Pas de médecins, pas d’argent et dix-huit hôpitaux fermés depuis 2010 : dans le sud du pays, en Calabre, la santé publique est aujourd'hui au bord du gouffre. Selon les derniers chiffres, la région serait endettée à hauteur de plus de 1,2 milliard d’euros. À l’origine de cette situation catastrophique, l’incurie des responsables politiques locaux et un système de santé gangrené par la mafia locale. À cela s’ajoute surtout la pénurie chronique de médecins, qui pèse sur toutes les régions italiennes mais qui atteint des proportions dramatiques dans cette partie du pays.  

Une étude réalisée par l’association des médecins cadres hospitaliers ANAAO-ASSOMED affirme que plus de 1400 praticiens manqueront à l’appel en Calabre d’ici à 2025. Plusieurs spécialités sont particulièrement touchées comme les urgences, la réanimation, la gynécologie, la chirurgie, la pédiatrie et la psychiatrie où de nombreux départs en retraite ne sont pas remplacés par manque de moyens.

Salaires, horaires, rien ne va

Autre problème récurrent : le manque de candidatures aux derniers concours de recrutement organisés par la Calabre. Pour attirer les soignants qui travaillent dans d’autres régions italiennes, les autorités ont bien proposé quelques avantages matériels, mais en vain. « Dans la région, les médecins n’ont tout simplement pas envie de travailler dans le service public et notamment aux urgences où les soignants sont régulièrement agressés par les patients. À cela s’ajoutent des salaires peu attractifs et des horaires massacrants », explique le journaliste scientifique Valerio Panettieri.

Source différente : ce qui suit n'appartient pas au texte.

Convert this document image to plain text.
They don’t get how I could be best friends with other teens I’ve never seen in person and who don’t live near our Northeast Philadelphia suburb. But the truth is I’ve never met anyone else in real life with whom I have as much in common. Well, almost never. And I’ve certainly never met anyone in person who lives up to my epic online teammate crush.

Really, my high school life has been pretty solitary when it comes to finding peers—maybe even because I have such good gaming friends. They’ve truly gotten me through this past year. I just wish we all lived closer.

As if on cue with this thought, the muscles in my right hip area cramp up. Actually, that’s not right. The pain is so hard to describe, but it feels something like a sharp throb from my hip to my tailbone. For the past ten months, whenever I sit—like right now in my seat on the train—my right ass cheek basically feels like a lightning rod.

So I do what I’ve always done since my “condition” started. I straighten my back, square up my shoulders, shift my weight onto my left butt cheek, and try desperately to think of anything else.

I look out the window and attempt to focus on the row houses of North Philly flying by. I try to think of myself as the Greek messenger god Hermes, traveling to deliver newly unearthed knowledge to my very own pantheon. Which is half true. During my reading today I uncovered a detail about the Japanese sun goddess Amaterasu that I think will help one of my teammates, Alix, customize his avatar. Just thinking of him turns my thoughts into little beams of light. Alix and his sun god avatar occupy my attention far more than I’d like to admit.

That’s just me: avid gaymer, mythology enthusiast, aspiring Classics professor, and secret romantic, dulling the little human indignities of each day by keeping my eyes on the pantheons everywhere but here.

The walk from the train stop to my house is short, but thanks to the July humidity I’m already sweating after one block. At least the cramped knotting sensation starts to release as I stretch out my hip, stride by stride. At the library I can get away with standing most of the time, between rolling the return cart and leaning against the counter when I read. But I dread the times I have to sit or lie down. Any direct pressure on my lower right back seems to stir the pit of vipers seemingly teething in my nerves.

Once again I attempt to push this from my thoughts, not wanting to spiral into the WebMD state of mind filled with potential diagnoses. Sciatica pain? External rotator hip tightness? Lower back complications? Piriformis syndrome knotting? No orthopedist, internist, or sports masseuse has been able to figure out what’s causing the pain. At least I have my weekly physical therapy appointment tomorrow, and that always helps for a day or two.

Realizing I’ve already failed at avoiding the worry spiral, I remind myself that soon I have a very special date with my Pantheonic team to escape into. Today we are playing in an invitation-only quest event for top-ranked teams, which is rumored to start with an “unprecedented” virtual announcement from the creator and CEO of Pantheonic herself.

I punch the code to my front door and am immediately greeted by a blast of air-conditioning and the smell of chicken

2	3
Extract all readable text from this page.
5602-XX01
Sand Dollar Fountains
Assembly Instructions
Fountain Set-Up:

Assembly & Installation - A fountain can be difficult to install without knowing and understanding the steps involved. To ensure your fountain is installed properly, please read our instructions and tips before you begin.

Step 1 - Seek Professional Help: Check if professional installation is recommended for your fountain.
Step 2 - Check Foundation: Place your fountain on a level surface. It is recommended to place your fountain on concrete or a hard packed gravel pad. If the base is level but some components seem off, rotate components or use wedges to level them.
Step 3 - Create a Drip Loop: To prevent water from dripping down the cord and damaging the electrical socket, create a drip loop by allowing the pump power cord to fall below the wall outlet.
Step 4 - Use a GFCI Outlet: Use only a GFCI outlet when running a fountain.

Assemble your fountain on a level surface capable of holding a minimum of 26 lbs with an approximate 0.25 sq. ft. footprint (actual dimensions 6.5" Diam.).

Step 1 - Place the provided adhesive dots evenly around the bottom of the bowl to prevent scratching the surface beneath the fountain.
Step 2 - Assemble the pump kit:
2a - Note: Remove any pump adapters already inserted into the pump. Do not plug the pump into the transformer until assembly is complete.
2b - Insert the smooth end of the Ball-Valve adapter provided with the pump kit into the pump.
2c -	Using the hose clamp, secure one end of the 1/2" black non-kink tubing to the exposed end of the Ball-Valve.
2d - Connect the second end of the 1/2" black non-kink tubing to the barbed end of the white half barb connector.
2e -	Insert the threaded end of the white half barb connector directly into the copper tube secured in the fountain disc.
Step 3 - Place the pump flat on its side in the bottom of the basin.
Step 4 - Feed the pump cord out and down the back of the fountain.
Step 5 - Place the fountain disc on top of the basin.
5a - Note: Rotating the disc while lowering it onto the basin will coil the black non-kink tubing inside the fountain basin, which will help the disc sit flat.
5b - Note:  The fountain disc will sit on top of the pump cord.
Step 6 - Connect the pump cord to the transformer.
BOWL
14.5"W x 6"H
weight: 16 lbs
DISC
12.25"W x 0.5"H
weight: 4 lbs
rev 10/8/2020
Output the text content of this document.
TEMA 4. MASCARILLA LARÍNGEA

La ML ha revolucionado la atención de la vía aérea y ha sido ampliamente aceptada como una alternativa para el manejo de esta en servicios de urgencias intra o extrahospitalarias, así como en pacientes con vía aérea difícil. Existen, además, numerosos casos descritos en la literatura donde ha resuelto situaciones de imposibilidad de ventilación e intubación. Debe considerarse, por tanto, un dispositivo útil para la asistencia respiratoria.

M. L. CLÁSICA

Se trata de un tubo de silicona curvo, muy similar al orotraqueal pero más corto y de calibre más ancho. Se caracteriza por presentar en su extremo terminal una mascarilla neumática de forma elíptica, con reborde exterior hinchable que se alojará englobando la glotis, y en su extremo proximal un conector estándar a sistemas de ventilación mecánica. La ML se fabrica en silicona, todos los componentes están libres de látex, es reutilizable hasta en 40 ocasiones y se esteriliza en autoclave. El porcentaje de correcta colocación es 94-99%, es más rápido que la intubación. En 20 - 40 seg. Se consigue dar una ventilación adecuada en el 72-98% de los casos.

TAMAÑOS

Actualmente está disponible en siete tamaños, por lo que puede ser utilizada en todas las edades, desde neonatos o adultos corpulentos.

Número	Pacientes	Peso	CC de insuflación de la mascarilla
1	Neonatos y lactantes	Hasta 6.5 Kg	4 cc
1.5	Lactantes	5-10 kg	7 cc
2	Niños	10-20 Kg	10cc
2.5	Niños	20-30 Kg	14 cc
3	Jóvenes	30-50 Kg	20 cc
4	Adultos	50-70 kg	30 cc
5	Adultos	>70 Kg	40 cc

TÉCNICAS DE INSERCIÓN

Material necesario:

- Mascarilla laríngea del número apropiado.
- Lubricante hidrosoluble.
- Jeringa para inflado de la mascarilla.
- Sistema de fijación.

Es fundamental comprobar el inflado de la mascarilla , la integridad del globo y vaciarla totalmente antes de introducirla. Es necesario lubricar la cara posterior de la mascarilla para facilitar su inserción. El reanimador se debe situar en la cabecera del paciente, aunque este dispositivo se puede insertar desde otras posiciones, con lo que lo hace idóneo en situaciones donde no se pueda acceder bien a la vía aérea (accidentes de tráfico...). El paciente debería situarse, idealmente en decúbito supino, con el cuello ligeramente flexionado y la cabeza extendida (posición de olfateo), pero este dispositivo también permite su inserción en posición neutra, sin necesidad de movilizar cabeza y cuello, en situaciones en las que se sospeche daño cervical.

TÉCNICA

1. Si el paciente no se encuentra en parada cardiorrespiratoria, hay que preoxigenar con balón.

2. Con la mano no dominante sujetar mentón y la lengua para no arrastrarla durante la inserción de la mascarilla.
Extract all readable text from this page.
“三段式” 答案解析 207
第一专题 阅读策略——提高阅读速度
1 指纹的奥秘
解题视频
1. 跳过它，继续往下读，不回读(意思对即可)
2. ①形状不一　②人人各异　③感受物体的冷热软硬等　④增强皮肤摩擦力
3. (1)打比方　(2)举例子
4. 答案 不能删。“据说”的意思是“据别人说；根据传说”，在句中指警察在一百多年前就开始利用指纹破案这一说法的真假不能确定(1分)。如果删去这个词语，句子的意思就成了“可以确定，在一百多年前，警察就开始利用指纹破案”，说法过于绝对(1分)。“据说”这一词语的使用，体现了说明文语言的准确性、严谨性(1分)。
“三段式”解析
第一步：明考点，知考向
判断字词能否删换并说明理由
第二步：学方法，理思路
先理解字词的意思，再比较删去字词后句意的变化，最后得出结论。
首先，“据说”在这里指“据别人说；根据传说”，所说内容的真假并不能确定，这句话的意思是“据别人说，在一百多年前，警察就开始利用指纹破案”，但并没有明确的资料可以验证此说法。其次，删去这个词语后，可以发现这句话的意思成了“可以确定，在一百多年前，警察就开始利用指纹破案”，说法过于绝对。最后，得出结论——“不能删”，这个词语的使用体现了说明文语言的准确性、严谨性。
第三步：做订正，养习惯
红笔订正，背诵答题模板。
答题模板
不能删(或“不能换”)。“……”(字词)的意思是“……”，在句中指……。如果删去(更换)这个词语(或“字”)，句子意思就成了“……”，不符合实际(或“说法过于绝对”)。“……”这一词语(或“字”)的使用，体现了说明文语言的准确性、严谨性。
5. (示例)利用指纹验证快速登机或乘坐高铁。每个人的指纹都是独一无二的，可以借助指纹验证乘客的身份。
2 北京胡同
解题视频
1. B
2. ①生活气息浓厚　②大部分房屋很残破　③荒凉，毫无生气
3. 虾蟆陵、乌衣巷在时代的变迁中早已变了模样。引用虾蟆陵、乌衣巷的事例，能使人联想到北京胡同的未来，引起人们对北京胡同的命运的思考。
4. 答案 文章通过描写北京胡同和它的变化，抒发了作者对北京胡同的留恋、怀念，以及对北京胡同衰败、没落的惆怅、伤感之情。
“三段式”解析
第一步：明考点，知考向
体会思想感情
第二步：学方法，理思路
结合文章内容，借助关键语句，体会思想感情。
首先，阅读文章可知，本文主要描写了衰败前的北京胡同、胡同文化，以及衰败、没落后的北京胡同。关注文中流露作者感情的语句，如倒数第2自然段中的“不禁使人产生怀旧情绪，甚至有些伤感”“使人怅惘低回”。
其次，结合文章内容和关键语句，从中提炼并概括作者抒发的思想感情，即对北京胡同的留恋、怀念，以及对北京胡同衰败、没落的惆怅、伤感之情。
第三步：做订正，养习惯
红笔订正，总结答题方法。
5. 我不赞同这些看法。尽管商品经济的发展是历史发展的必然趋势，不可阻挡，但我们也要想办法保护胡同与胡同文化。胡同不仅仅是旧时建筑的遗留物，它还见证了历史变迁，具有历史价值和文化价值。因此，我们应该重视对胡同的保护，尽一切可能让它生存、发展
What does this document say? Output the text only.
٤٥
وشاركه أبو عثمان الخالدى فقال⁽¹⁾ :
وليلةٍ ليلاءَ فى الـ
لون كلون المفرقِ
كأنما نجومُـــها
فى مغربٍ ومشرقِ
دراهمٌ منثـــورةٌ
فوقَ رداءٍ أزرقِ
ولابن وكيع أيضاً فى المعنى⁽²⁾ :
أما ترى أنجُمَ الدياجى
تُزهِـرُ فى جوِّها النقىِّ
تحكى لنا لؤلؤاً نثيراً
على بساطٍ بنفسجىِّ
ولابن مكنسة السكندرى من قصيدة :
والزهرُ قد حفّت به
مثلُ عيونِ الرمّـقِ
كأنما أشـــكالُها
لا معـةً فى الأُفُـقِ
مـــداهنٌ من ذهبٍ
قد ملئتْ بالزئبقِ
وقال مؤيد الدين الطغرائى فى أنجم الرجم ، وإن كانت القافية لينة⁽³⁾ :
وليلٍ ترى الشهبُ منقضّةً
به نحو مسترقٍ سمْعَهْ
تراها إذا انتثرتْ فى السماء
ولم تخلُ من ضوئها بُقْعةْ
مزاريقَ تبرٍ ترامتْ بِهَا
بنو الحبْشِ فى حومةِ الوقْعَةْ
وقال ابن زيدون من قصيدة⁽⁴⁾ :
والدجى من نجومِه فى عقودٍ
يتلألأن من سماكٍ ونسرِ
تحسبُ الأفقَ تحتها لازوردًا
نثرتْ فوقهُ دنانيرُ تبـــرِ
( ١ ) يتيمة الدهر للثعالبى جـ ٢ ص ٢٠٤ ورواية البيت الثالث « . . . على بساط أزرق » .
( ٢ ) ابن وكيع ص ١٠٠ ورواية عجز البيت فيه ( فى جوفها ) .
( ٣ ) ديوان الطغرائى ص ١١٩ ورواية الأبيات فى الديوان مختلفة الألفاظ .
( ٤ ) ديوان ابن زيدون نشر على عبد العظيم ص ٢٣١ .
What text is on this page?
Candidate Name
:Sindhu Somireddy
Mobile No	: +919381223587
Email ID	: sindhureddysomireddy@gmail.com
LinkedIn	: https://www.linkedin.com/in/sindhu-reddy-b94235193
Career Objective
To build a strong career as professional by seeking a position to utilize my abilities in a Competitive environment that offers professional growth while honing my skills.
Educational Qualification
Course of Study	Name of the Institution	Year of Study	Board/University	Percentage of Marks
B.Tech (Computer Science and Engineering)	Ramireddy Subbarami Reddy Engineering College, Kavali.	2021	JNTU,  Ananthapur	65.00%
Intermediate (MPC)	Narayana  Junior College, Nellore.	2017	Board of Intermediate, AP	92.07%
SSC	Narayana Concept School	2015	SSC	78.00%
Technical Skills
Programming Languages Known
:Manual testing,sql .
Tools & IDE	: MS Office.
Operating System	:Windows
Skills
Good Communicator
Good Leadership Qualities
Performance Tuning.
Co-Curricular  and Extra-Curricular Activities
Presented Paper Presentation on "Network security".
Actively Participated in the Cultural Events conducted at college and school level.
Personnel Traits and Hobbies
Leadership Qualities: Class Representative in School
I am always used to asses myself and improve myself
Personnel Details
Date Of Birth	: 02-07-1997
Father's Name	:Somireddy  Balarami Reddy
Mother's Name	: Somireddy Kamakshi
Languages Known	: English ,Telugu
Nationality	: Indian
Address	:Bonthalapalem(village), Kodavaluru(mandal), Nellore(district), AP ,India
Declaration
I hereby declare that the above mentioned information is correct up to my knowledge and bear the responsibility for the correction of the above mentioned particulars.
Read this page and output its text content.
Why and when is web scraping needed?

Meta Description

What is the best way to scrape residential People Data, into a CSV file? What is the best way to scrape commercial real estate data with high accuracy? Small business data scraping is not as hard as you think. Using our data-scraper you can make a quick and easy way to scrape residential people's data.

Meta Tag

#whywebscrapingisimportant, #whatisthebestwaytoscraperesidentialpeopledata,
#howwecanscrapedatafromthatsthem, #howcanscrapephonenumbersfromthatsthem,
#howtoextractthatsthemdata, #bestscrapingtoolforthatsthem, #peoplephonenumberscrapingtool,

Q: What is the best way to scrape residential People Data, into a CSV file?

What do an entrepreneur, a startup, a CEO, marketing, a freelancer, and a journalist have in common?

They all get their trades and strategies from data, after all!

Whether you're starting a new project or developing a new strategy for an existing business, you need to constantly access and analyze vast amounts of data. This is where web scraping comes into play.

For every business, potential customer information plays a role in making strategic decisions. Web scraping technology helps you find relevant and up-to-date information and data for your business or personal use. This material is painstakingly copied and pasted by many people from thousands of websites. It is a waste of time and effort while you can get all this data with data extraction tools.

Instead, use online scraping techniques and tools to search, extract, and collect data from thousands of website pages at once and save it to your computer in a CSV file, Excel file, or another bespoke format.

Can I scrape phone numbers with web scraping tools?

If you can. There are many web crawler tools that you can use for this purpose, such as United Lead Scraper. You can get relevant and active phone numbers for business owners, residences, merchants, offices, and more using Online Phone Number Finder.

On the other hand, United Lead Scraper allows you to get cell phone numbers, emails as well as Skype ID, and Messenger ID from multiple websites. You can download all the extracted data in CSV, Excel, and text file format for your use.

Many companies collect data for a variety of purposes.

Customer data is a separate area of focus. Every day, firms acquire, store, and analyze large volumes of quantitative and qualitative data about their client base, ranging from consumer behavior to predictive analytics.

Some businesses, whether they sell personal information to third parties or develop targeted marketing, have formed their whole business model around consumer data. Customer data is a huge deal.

Pour éviter la fermeture de nouveaux établissements, la région de Calabre a décidé d’enrôler quelque 500 spécialistes cubains ! Un contrat de trois ans a été signé à l’ambassade de Cuba en Italie entre le gouverneur de la région de Calabre Roberto Occhiuto et l’agence gouvernementale cubaine Comercializadora de Servicios Medico cubanos (Csmc). Chaque médecin touchera un salaire brut mensuel de 4 700 euros mais devra en reverser la majeure partie au gouvernement cubain. Cette opération devrait coûter 28 millions par an  à la région.

Tir de barrage

L'accord a suscité une levée de boucliers dans le milieu médical italien. La Calabre se défend en rappelant qu’au plus fort de la pandémie de Covid déjà, une glorieuse brigade cubaine de 52 soignants avait débarqué en Lombardie pour aider les médecins en détresse. 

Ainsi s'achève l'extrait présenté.